It says: “We call on those in leadership positions to support Black children to excel in STEM subjects, and to empower them to choose – and succeed – in fulfilling careers. We call on those in leadership positions to step up, to acknowledge the unfairness that exists and to commit to change – the first step being to collect data to form a benchmark from which to improve. We call on those in leadership positions to work harder to show Black children that STEM subjects, engineering and motor sport ARE for them, and to excite them about the opportunities that they offer.”
The 10 months of research into recruitment into the sector, knowledge of engineering and motor sport careers, education and progression of black students through schools, non-formal education opportunities and higher education/career paths has revealed evidence into a variety of factors limiting Black student progression into higher education.
It includes the ‘setting’ of young Black students into lower ability groups limiting their ability to achieve top grades at GCSE, which in turn reduces opportunities to take mathematics and physics at A level. Behaviour management practices in schools disproportionately affecting young Black students, including the disproportionately high incidence of exclusions of young Black Caribbean and Mixed White and Black Caribbean students. A lack of Black teachers and leaders in schools limiting the number of positive role models and limited activity in schools to address issues of inequalities of outcomes and attainment gaps across different ethnic groups.
The 94-page report also details many case studies and anonymous experiences from Black students, engineers and others within the sector on their own experiences in schools, education and Formula 1.
Hamilton has already established a joint foundation with Mercedes to promote diversity and said he was determined to further that work and help implement the changes recommended in the report in the future and that the Commission was one of the most fulfilling parts of his career.
“Through The Hamilton Commission, we’ve developed a comprehensive summary of the systemic issues preventing young Black people from pursuing careers in STEM,” he said.
“Through our Commission, we make ten recommendations which relate to shifting change within motor sport, maximising early-stage opportunities for Black youth and providing additional careers education support to those who need it most. The recommendations will vary in timescale but it’s exciting that we can commit to tangible progress. This report may mark the end of our ten-month research, but it is the beginning of a different phase, where our research and insights can help make motor sport a more diverse and equitable industry.

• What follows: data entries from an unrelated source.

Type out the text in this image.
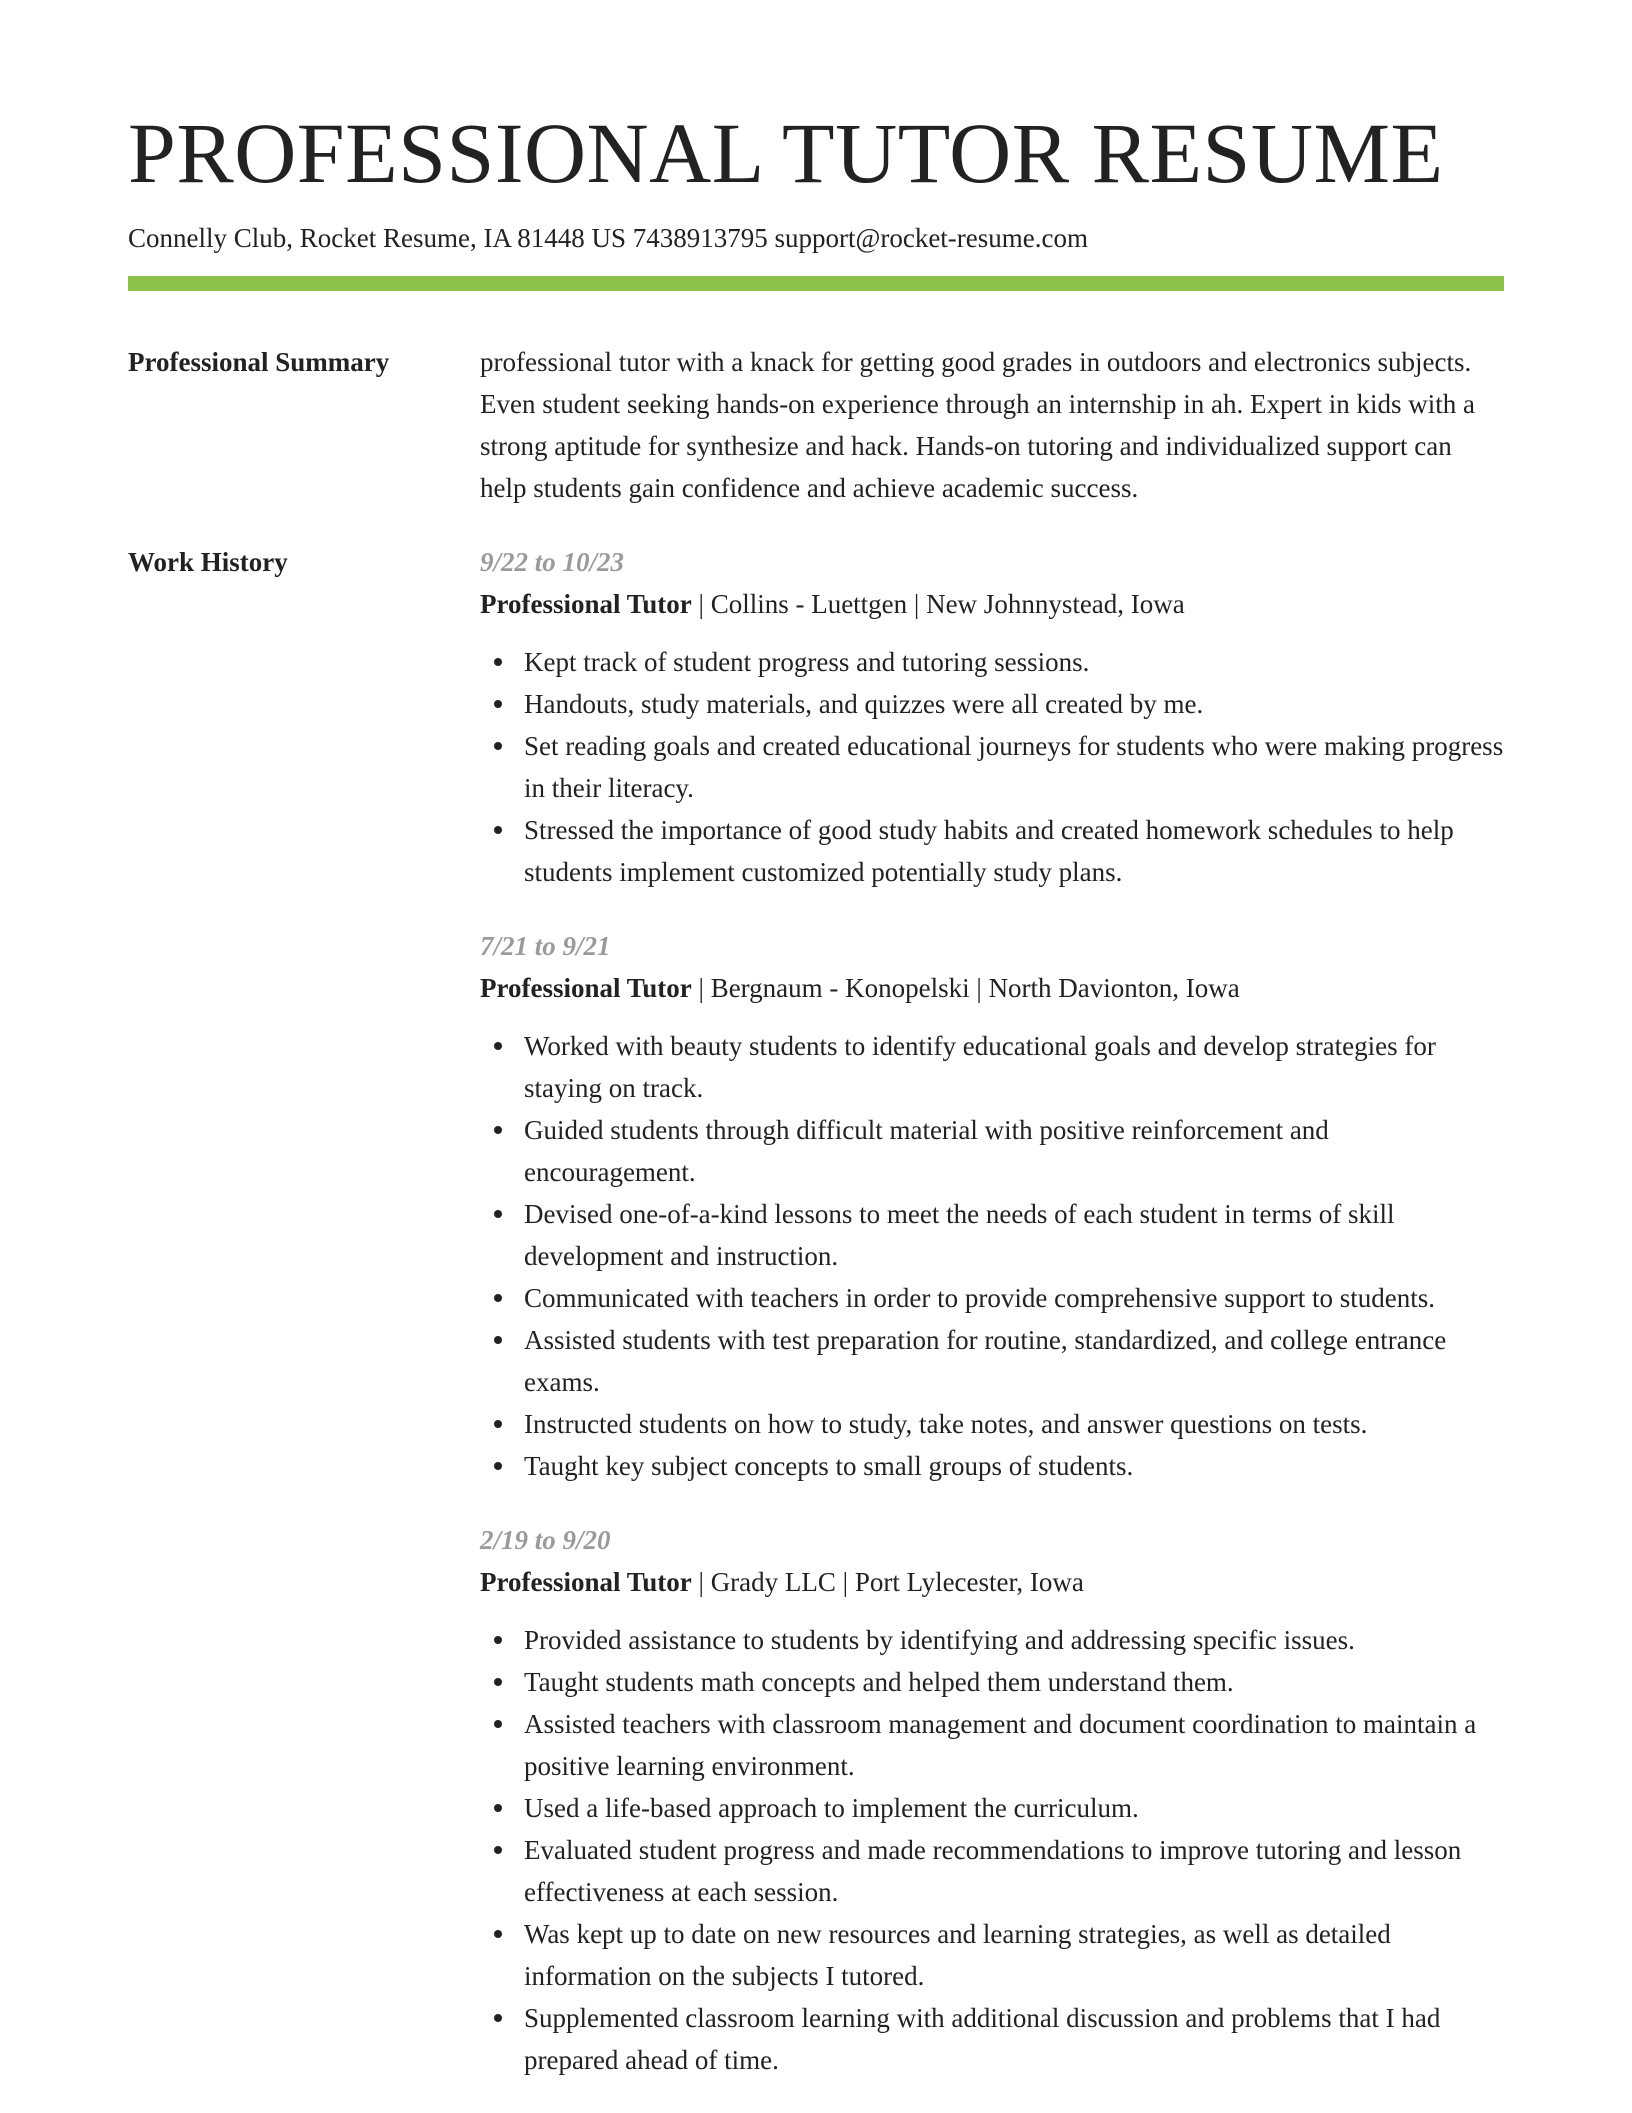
PROFESSIONAL TUTOR RESUME
Connelly Club, Rocket Resume, IA 81448 US 7438913795 support@rocket-resume.com
Professional Summary	professional tutor with a knack for getting good grades in outdoors and electronics subjects. Even student seeking hands-on experience through an internship in ah. Expert in kids with a strong aptitude for synthesize and hack. Hands-on tutoring and individualized support can help students gain confidence and achieve academic success.
Work History	9/22 to 10/23
Professional Tutor | Collins - Luettgen | New Johnnystead, Iowa
Kept track of student progress and tutoring sessions.
Handouts, study materials, and quizzes were all created by me.
Set reading goals and created educational journeys for students who were making progress in their literacy.
Stressed the importance of good study habits and created homework schedules to help students implement customized potentially study plans.
7/21 to 9/21
Professional Tutor | Bergnaum - Konopelski | North Davionton, Iowa
Worked with beauty students to identify educational goals and develop strategies for staying on track.
Guided students through difficult material with positive reinforcement and encouragement.
Devised one-of-a-kind lessons to meet the needs of each student in terms of skill development and instruction.
Communicated with teachers in order to provide comprehensive support to students.
Assisted students with test preparation for routine, standardized, and college entrance exams.
Instructed students on how to study, take notes, and answer questions on tests.
Taught key subject concepts to small groups of students.
2/19 to 9/20
Professional Tutor | Grady LLC | Port Lylecester, Iowa
Provided assistance to students by identifying and addressing specific issues.
Taught students math concepts and helped them understand them.
Assisted teachers with classroom management and document coordination to maintain a positive learning environment.
Used a life-based approach to implement the curriculum.
Evaluated student progress and made recommendations to improve tutoring and lesson effectiveness at each session.
Was kept up to date on new resources and learning strategies, as well as detailed information on the subjects I tutored.
Supplemented classroom learning with additional discussion and problems that I had prepared ahead of time.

“I would like to thank everyone who contributed to the report across all the different stages. I couldn’t be more inspired by this team that combines some of the brightest minds in academia, engineering, diversity and inclusion, motor sport and politics. Each member has brought their own passion, experience and insights to this project and it’s clear that together, we have all we need to reimagine the future of the UK motor sport industry. Thank you all so much. This has truly been one of the most fulfilling milestones in my entire career.”